The authors highlight a widely-used herb called Aristolochia, also known as birthwort or pipevine. Various species of the herb are used in alternative and Chinese medicines, where it is claimed to treat edema and arthritis and used as a disinfectant. As Grollman and Marcus note, “The recognition of Aristolochia’s profound toxicity and carcinogenicity in humans began in the early 1990s, when about 100 otherwise healthy Belgian women developed a rapidly progressing chronic kidney disease that ultimately required dialysis or renal transplantation.”
If the plant can be toxic, why weren’t the health dangers known earlier? As an article on “Science Daily” notes, “Almost all carcinogens and many toxins require a long period of time before symptoms appear. This makes it very difficult for a layman or a professional to identify a particular compound as the cause of an illness when it was taken months or years earlier.”
Though most people think of poisoning as being a sudden event (such as by an accidental ingestion or single serving of contaminated food), people can unknowingly poison themselves over the course of several years. Residents of Flint, Mich., for example, drank lead-poisoned water for years without being aware of the problem. Similarly, a person may unknowingly consume small doses of a toxic—but seemingly harmless or even beneficial—herb that builds up in the body and causes disease months or years later.
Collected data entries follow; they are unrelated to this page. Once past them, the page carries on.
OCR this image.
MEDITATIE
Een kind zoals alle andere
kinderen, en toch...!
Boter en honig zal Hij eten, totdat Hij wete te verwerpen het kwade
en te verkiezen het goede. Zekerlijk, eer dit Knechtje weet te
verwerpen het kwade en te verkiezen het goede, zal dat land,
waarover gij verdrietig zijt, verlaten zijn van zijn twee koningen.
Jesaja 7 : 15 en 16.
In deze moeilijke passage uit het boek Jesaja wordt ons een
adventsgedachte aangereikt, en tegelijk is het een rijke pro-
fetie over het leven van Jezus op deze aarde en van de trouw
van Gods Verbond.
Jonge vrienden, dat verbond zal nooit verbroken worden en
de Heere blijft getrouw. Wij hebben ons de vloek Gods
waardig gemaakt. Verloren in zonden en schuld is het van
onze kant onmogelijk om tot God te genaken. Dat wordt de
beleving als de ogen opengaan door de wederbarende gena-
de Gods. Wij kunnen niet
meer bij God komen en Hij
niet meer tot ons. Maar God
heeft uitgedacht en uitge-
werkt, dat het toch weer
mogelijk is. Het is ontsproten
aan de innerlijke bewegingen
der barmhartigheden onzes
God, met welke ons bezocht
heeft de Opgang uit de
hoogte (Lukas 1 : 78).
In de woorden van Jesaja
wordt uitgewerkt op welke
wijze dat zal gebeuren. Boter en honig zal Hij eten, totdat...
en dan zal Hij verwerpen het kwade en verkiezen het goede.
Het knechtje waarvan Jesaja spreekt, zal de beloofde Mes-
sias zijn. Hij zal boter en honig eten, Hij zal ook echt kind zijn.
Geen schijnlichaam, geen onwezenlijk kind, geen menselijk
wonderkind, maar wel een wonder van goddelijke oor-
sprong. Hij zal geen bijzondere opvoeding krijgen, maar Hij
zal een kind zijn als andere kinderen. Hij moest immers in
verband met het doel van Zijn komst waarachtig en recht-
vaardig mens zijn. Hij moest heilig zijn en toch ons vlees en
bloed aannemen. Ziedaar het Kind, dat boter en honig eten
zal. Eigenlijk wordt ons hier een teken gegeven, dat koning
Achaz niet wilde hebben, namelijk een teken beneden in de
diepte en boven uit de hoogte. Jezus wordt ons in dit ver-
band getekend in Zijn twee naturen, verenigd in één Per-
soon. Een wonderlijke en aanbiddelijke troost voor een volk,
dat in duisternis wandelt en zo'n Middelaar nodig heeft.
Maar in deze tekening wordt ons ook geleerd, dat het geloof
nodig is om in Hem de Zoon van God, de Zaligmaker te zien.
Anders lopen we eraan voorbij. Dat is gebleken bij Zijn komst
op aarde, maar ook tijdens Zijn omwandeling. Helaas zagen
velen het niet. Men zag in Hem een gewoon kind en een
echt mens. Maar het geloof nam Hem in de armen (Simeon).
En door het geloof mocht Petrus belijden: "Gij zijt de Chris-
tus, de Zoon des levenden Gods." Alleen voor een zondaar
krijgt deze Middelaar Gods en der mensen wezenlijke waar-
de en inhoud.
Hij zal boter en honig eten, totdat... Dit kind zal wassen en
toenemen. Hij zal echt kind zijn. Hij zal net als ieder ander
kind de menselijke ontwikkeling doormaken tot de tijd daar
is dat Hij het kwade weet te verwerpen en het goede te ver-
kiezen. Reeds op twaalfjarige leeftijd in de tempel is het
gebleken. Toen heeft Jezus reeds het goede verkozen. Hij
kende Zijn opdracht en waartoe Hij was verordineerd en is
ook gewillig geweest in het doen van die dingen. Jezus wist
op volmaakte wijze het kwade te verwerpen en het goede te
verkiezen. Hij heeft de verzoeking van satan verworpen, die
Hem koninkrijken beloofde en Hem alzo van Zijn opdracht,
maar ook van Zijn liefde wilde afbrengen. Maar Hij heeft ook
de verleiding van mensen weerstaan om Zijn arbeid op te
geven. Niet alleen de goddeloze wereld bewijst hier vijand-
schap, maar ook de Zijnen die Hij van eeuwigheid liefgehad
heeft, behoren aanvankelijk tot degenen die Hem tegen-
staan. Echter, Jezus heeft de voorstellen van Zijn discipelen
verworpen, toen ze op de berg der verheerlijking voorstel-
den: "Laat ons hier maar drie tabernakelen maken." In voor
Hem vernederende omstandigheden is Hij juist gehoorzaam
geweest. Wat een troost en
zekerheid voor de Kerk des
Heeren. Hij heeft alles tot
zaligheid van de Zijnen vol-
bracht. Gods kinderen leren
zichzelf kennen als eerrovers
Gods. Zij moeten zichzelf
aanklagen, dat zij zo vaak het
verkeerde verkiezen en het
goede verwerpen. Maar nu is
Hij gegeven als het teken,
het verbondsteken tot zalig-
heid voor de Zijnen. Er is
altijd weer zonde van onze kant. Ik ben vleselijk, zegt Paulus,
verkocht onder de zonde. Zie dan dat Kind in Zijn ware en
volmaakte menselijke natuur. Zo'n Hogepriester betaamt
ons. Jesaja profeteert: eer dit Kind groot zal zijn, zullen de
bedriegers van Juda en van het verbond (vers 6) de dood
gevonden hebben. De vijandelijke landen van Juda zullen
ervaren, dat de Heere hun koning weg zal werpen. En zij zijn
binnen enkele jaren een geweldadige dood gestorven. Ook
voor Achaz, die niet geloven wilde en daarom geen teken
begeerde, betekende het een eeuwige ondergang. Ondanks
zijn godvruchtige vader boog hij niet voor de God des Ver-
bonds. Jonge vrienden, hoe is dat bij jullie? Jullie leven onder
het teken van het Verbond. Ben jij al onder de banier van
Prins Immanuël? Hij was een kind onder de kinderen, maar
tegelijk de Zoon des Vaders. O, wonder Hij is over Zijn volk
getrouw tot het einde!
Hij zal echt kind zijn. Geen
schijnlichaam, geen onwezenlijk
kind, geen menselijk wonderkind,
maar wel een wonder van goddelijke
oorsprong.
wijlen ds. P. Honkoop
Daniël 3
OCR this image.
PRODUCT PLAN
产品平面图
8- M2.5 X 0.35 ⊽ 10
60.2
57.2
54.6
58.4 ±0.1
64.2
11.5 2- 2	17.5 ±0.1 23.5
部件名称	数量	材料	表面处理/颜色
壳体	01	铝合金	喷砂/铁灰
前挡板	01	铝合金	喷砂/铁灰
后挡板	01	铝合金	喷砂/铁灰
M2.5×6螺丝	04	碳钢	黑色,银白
Herbal supplements are not regulated by the Food and Drug Administration because they are not marketed as drugs. According to the Dietary Supplement Health and Education Act of 1994 herbal supplement manufacturers are entirely responsible for ensuring the safety and effectiveness of their products. Health officials typically only intervene when illnesses or deaths are reported, and of course by then the damage has been done.
An investigation into the herbal supplement industry led by the New York Attorney General discovered that four out of five bottles of herbal pills sold in national drugstore chains didn’t in fact contain any of the herbs indicated on their labels. In other cases they existed in dosages so small as to be ineffective, and were often diluted with cheap filler including powdered rice.